2 Corinthians 13: 8 For this thing I [Paul] besought the Lord thrice, that it might depart from me. 9 And He said unto me, "My grace is sufficient for thee: for My strength is made perfect in weakness." Most gladly therefore will I rather glory in my infirmities, that the power of Christ may rest upon me.
I don't know how many of you have perfectionistic tendencies, but I've been known to have some, although I often elude myself into thinking I don't. I can't tell you how many times I've started to write a letter to someone, start a page on a project, etc. and made a stray line across the paper, only to start it all over again. Now, that wouldn't be too bad if it were for a finished product for work, but I find myself doing this over things much less important.

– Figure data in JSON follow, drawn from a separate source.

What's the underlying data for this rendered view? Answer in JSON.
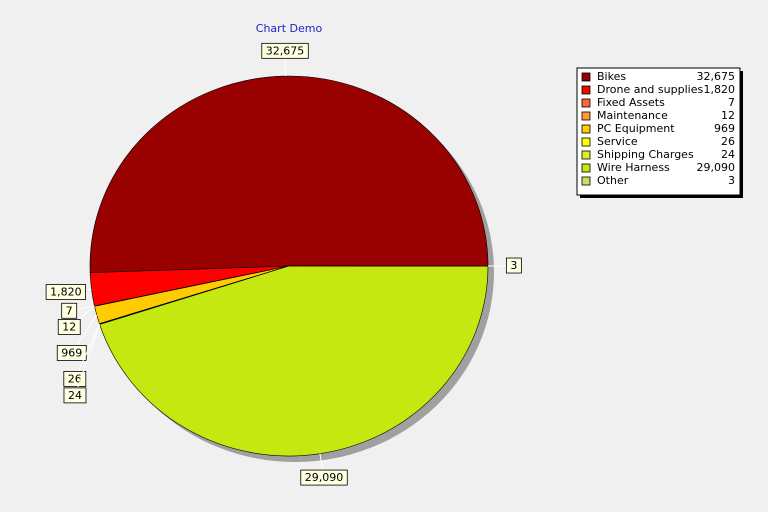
{
  "chart_data": {
    "type": "pie",
    "title": "Chart Demo",
    "categories": [
      "Bikes",
      "Drone and supplies",
      "Fixed Assets",
      "Maintenance",
      "PC Equipment",
      "Service",
      "Shipping Charges",
      "Wire Harness",
      "Other"
    ],
    "values": [
      32675,
      1820,
      7,
      12,
      969,
      26,
      24,
      29090,
      3
    ],
    "value_labels": [
      "32,675",
      "1,820",
      "7",
      "12",
      "969",
      "26",
      "24",
      "29,090",
      "3"
    ],
    "colors": [
      "#990000",
      "#ff0000",
      "#ff6633",
      "#ff9933",
      "#ffcc00",
      "#ffff00",
      "#ddee22",
      "#c4e810",
      "#ccdd66"
    ],
    "legend": "top-right"
  }
}
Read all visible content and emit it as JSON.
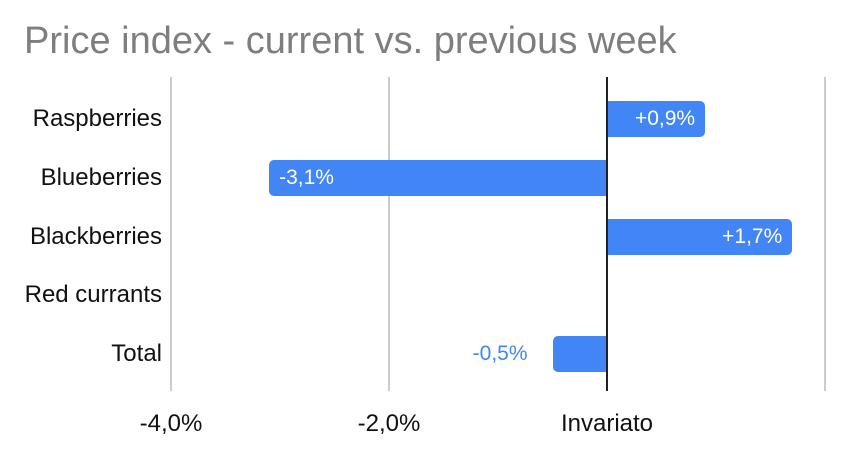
{
  "chart_data": {
    "type": "bar",
    "orientation": "horizontal",
    "title": "Price index - current vs. previous week",
    "xlabel": "",
    "ylabel": "",
    "categories": [
      "Raspberries",
      "Blueberries",
      "Blackberries",
      "Red currants",
      "Total"
    ],
    "values": [
      0.9,
      -3.1,
      1.7,
      0,
      -0.5
    ],
    "bar_labels": [
      "+0,9%",
      "-3,1%",
      "+1,7%",
      "",
      "-0,5%"
    ],
    "bar_label_placements": [
      "inside-end",
      "inside-end",
      "inside-end",
      "none",
      "outside-start"
    ],
    "x_axis": {
      "range": [
        -4,
        2.2
      ],
      "grid": true,
      "zero_line": true,
      "unit": "percent",
      "ticks": [
        {
          "value": -4,
          "label": "-4,0%"
        },
        {
          "value": -2,
          "label": "-2,0%"
        },
        {
          "value": 0,
          "label": "Invariato"
        },
        {
          "value": 2,
          "label": ""
        }
      ]
    },
    "legend": "none",
    "colors": {
      "bar": "#4285f4",
      "inside_label": "#ffffff",
      "outside_label": "#4285f4",
      "title": "#7e7e7e",
      "axis_text": "#111111",
      "gridline": "#cccccc",
      "zero_line": "#212121",
      "background": "#ffffff"
    }
  }
}
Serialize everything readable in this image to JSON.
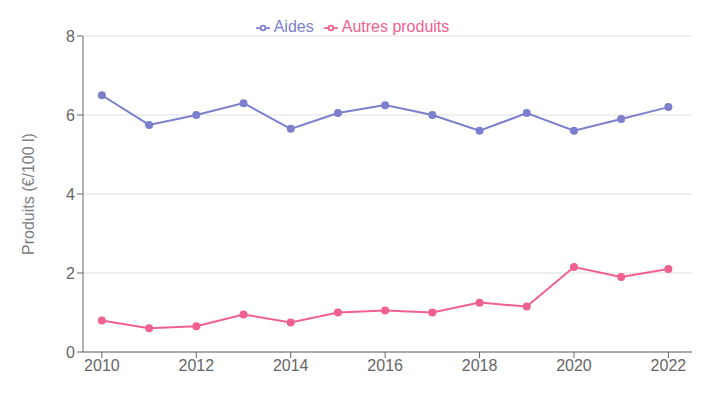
{
  "chart_data": {
    "type": "line",
    "x": [
      2010,
      2011,
      2012,
      2013,
      2014,
      2015,
      2016,
      2017,
      2018,
      2019,
      2020,
      2021,
      2022
    ],
    "series": [
      {
        "name": "Aides",
        "color": "#7b7fcd",
        "marker": "circle",
        "values": [
          6.5,
          5.75,
          6.0,
          6.3,
          5.65,
          6.05,
          6.25,
          6.0,
          5.6,
          6.05,
          5.6,
          5.9,
          6.2
        ]
      },
      {
        "name": "Autres produits",
        "color": "#f06090",
        "marker": "circle",
        "values": [
          0.8,
          0.6,
          0.65,
          0.95,
          0.75,
          1.0,
          1.05,
          1.0,
          1.25,
          1.15,
          2.15,
          1.9,
          2.1
        ]
      }
    ],
    "ylabel": "Produits (€/100 l)",
    "xlim": [
      2009.6,
      2022.5
    ],
    "xticks": [
      2010,
      2012,
      2014,
      2016,
      2018,
      2020,
      2022
    ],
    "ylim": [
      0,
      8
    ],
    "yticks": [
      0,
      2,
      4,
      6,
      8
    ],
    "grid": true,
    "legend": "top"
  }
}
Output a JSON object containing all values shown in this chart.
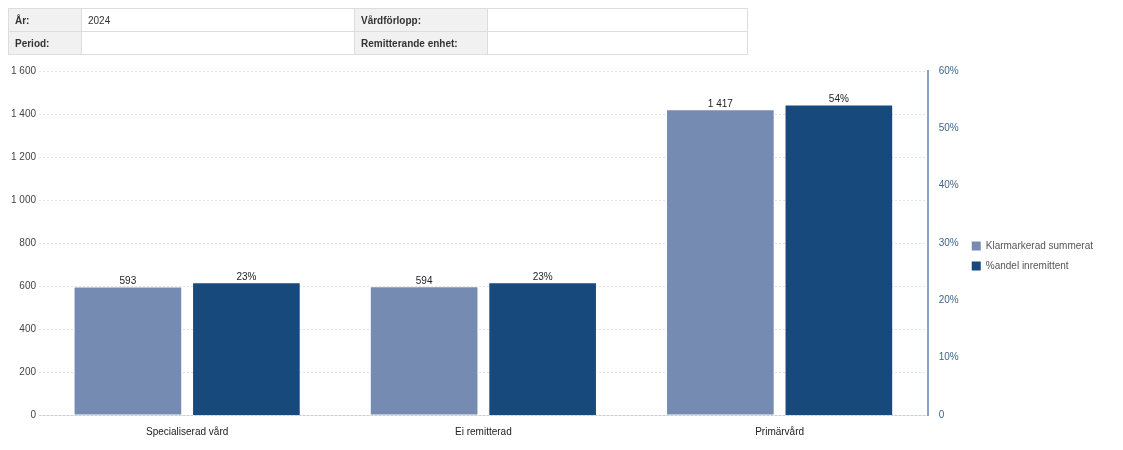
{
  "chart_data": {
    "type": "bar",
    "annotations": [
      "År:",
      "2024",
      "Vårdförlopp:",
      "Period:",
      "Remitterande enhet:"
    ],
    "categories": [
      "Specialiserad vård",
      "Ei remitterad",
      "Primärvård"
    ],
    "series": [
      {
        "name": "Klarmarkerad summerat",
        "color": "#758bb1",
        "values": [
          593,
          594,
          1417
        ],
        "value_labels": [
          "593",
          "594",
          "1 417"
        ]
      },
      {
        "name": "%andel inremittent",
        "color": "#17497c",
        "axis": "y2",
        "values": [
          23,
          23,
          54
        ],
        "value_labels": [
          "23%",
          "23%",
          "54%"
        ]
      }
    ],
    "ylim": [
      0,
      1600
    ],
    "yticks": [
      0,
      200,
      400,
      600,
      800,
      {
        "value": 1000,
        "label": "1 000"
      },
      {
        "value": 1200,
        "label": "1 200"
      },
      {
        "value": 1400,
        "label": "1 400"
      },
      {
        "value": 1600,
        "label": "1 600"
      }
    ],
    "y2lim": [
      0,
      60
    ],
    "y2ticks": [
      0,
      {
        "value": 10,
        "label": "10%"
      },
      {
        "value": 20,
        "label": "20%"
      },
      {
        "value": 30,
        "label": "30%"
      },
      {
        "value": 40,
        "label": "40%"
      },
      {
        "value": 50,
        "label": "50%"
      },
      {
        "value": 60,
        "label": "60%"
      }
    ],
    "grid": "y",
    "legend": "right"
  }
}
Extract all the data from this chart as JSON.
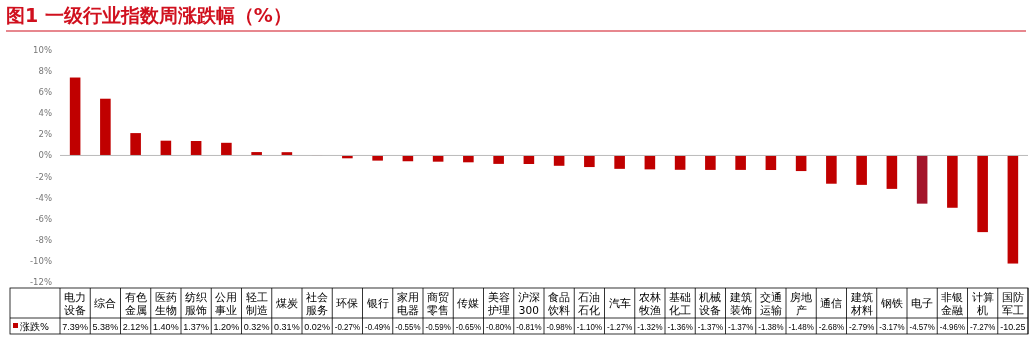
{
  "chart_data": {
    "type": "bar",
    "title": "图1 一级行业指数周涨跌幅（%）",
    "categories": [
      "电力设备",
      "综合",
      "有色金属",
      "医药生物",
      "纺织服饰",
      "公用事业",
      "轻工制造",
      "煤炭",
      "社会服务",
      "环保",
      "银行",
      "家用电器",
      "商贸零售",
      "传媒",
      "美容护理",
      "沪深300",
      "食品饮料",
      "石油石化",
      "汽车",
      "农林牧渔",
      "基础化工",
      "机械设备",
      "建筑装饰",
      "交通运输",
      "房地产",
      "通信",
      "建筑材料",
      "钢铁",
      "电子",
      "非银金融",
      "计算机",
      "国防军工"
    ],
    "series": [
      {
        "name": "涨跌%",
        "color": "#c00000",
        "colors": [
          "#c00000",
          "#c00000",
          "#c00000",
          "#c00000",
          "#c00000",
          "#c00000",
          "#c00000",
          "#c00000",
          "#c00000",
          "#c00000",
          "#c00000",
          "#c00000",
          "#c00000",
          "#c00000",
          "#c00000",
          "#c00000",
          "#c00000",
          "#c00000",
          "#c00000",
          "#c00000",
          "#c00000",
          "#c00000",
          "#c00000",
          "#c00000",
          "#c00000",
          "#c00000",
          "#c00000",
          "#c00000",
          "#a3142a",
          "#c00000",
          "#c00000",
          "#c00000"
        ],
        "values": [
          7.39,
          5.38,
          2.12,
          1.4,
          1.37,
          1.2,
          0.32,
          0.31,
          0.02,
          -0.27,
          -0.49,
          -0.55,
          -0.59,
          -0.65,
          -0.8,
          -0.81,
          -0.98,
          -1.1,
          -1.27,
          -1.32,
          -1.36,
          -1.37,
          -1.37,
          -1.38,
          -1.48,
          -2.68,
          -2.79,
          -3.17,
          -4.57,
          -4.96,
          -7.27,
          -10.25
        ],
        "value_labels": [
          "7.39%",
          "5.38%",
          "2.12%",
          "1.40%",
          "1.37%",
          "1.20%",
          "0.32%",
          "0.31%",
          "0.02%",
          "-0.27%",
          "-0.49%",
          "-0.55%",
          "-0.59%",
          "-0.65%",
          "-0.80%",
          "-0.81%",
          "-0.98%",
          "-1.10%",
          "-1.27%",
          "-1.32%",
          "-1.36%",
          "-1.37%",
          "-1.37%",
          "-1.38%",
          "-1.48%",
          "-2.68%",
          "-2.79%",
          "-3.17%",
          "-4.57%",
          "-4.96%",
          "-7.27%",
          "-10.25"
        ]
      }
    ],
    "ylim": [
      -12,
      10
    ],
    "yticks": [
      {
        "value": -12,
        "label": "-12%"
      },
      {
        "value": -10,
        "label": "-10%"
      },
      {
        "value": -8,
        "label": "-8%"
      },
      {
        "value": -6,
        "label": "-6%"
      },
      {
        "value": -4,
        "label": "-4%"
      },
      {
        "value": -2,
        "label": "-2%"
      },
      {
        "value": 0,
        "label": "0%"
      },
      {
        "value": 2,
        "label": "2%"
      },
      {
        "value": 4,
        "label": "4%"
      },
      {
        "value": 6,
        "label": "6%"
      },
      {
        "value": 8,
        "label": "8%"
      },
      {
        "value": 10,
        "label": "10%"
      }
    ],
    "legend": "bottom"
  }
}
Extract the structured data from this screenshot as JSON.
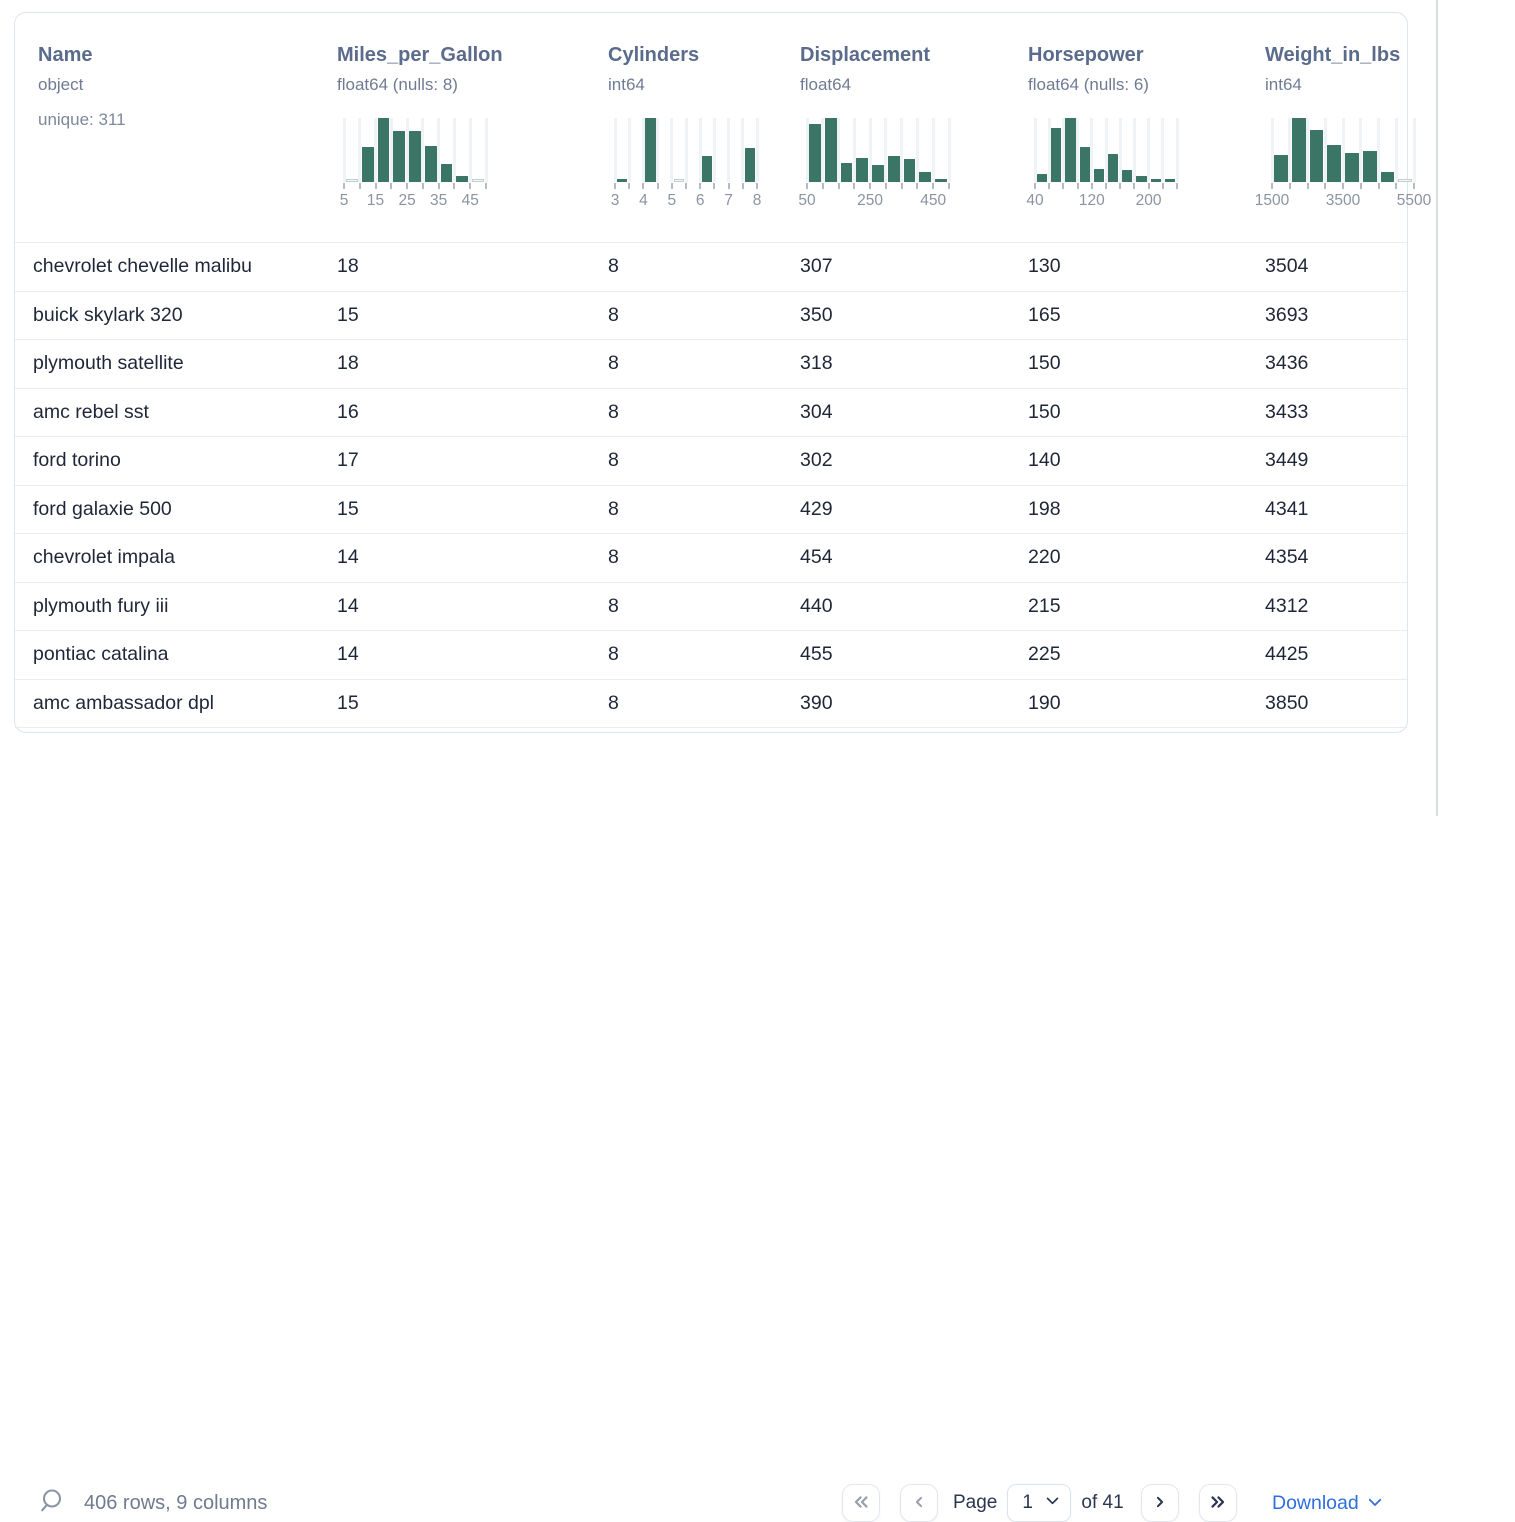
{
  "table": {
    "columns": [
      {
        "name": "Name",
        "type": "object",
        "extra": "unique: 311",
        "chart": null
      },
      {
        "name": "Miles_per_Gallon",
        "type": "float64 (nulls: 8)",
        "extra": null,
        "chart": 0
      },
      {
        "name": "Cylinders",
        "type": "int64",
        "extra": null,
        "chart": 1
      },
      {
        "name": "Displacement",
        "type": "float64",
        "extra": null,
        "chart": 2
      },
      {
        "name": "Horsepower",
        "type": "float64 (nulls: 6)",
        "extra": null,
        "chart": 3
      },
      {
        "name": "Weight_in_lbs",
        "type": "int64",
        "extra": null,
        "chart": 4
      }
    ],
    "rows": [
      [
        "chevrolet chevelle malibu",
        "18",
        "8",
        "307",
        "130",
        "3504"
      ],
      [
        "buick skylark 320",
        "15",
        "8",
        "350",
        "165",
        "3693"
      ],
      [
        "plymouth satellite",
        "18",
        "8",
        "318",
        "150",
        "3436"
      ],
      [
        "amc rebel sst",
        "16",
        "8",
        "304",
        "150",
        "3433"
      ],
      [
        "ford torino",
        "17",
        "8",
        "302",
        "140",
        "3449"
      ],
      [
        "ford galaxie 500",
        "15",
        "8",
        "429",
        "198",
        "4341"
      ],
      [
        "chevrolet impala",
        "14",
        "8",
        "454",
        "220",
        "4354"
      ],
      [
        "plymouth fury iii",
        "14",
        "8",
        "440",
        "215",
        "4312"
      ],
      [
        "pontiac catalina",
        "14",
        "8",
        "455",
        "225",
        "4425"
      ],
      [
        "amc ambassador dpl",
        "15",
        "8",
        "390",
        "190",
        "3850"
      ]
    ]
  },
  "chart_data": [
    {
      "type": "histogram",
      "column": "Miles_per_Gallon",
      "x_range": [
        5,
        50
      ],
      "bars_pct": [
        0.5,
        55,
        100,
        79,
        79,
        57,
        28,
        10,
        0.5
      ],
      "ticks": [
        {
          "pos": 0,
          "label": "5"
        },
        {
          "pos": 0.2222,
          "label": "15"
        },
        {
          "pos": 0.4444,
          "label": "25"
        },
        {
          "pos": 0.6667,
          "label": "35"
        },
        {
          "pos": 0.8889,
          "label": "45"
        }
      ]
    },
    {
      "type": "histogram",
      "column": "Cylinders",
      "x_range": [
        3,
        8
      ],
      "bars_pct": [
        4,
        0,
        100,
        0,
        0.5,
        0,
        40,
        0,
        0,
        53
      ],
      "ticks": [
        {
          "pos": 0,
          "label": "3"
        },
        {
          "pos": 0.2,
          "label": "4"
        },
        {
          "pos": 0.4,
          "label": "5"
        },
        {
          "pos": 0.6,
          "label": "6"
        },
        {
          "pos": 0.8,
          "label": "7"
        },
        {
          "pos": 1,
          "label": "8"
        }
      ]
    },
    {
      "type": "histogram",
      "column": "Displacement",
      "x_range": [
        50,
        500
      ],
      "bars_pct": [
        90,
        100,
        30,
        38,
        26,
        41,
        36,
        16,
        4
      ],
      "ticks": [
        {
          "pos": 0,
          "label": "50"
        },
        {
          "pos": 0.4444,
          "label": "250"
        },
        {
          "pos": 0.8889,
          "label": "450"
        }
      ]
    },
    {
      "type": "histogram",
      "column": "Horsepower",
      "x_range": [
        40,
        240
      ],
      "bars_pct": [
        13,
        85,
        100,
        55,
        20,
        43,
        19,
        9,
        5,
        4
      ],
      "ticks": [
        {
          "pos": 0,
          "label": "40"
        },
        {
          "pos": 0.4,
          "label": "120"
        },
        {
          "pos": 0.8,
          "label": "200"
        }
      ]
    },
    {
      "type": "histogram",
      "column": "Weight_in_lbs",
      "x_range": [
        1500,
        5500
      ],
      "bars_pct": [
        42,
        100,
        82,
        58,
        45,
        48,
        15,
        0.5
      ],
      "ticks": [
        {
          "pos": 0,
          "label": "1500"
        },
        {
          "pos": 0.5,
          "label": "3500"
        },
        {
          "pos": 1,
          "label": "5500"
        }
      ]
    }
  ],
  "footer": {
    "summary": "406 rows, 9 columns",
    "page_label": "Page",
    "page_value": "1",
    "of_label": "of 41",
    "download_label": "Download"
  },
  "icons": {
    "search": "magnifier",
    "first_page": "double-chevron-left",
    "prev_page": "chevron-left",
    "next_page": "chevron-right",
    "last_page": "double-chevron-right",
    "page_select": "chevron-down",
    "download": "chevron-down"
  },
  "colors": {
    "histogram_bar": "#3a7565",
    "link_blue": "#2e6edf",
    "column_title": "#5a6b8c",
    "row_text": "#1e2637"
  }
}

I think I carry these perfectionistic tendencies over to my eating, as well. All too often, I find that I am chastising myself, because my eating was less than stellar, nibbling on something not on my food program. Not only is being overly critical of ourselves counterproductive, because it hurts having a healthy self-esteem, but I don't think that's what God wants of us, either. Maybe, God wants to use us just the way we are. Maybe, He wants us to learn about turning our food, our stress, and our lives over to Him, but this will happen in God's timing. I need to remember: "My grace is sufficient for thee: for My strength is made perfect in weakness."
Since I have used this Bible passage as an example of how God has positively influenced my overeating, this does not necessarily reflect the whole meaning of the verse.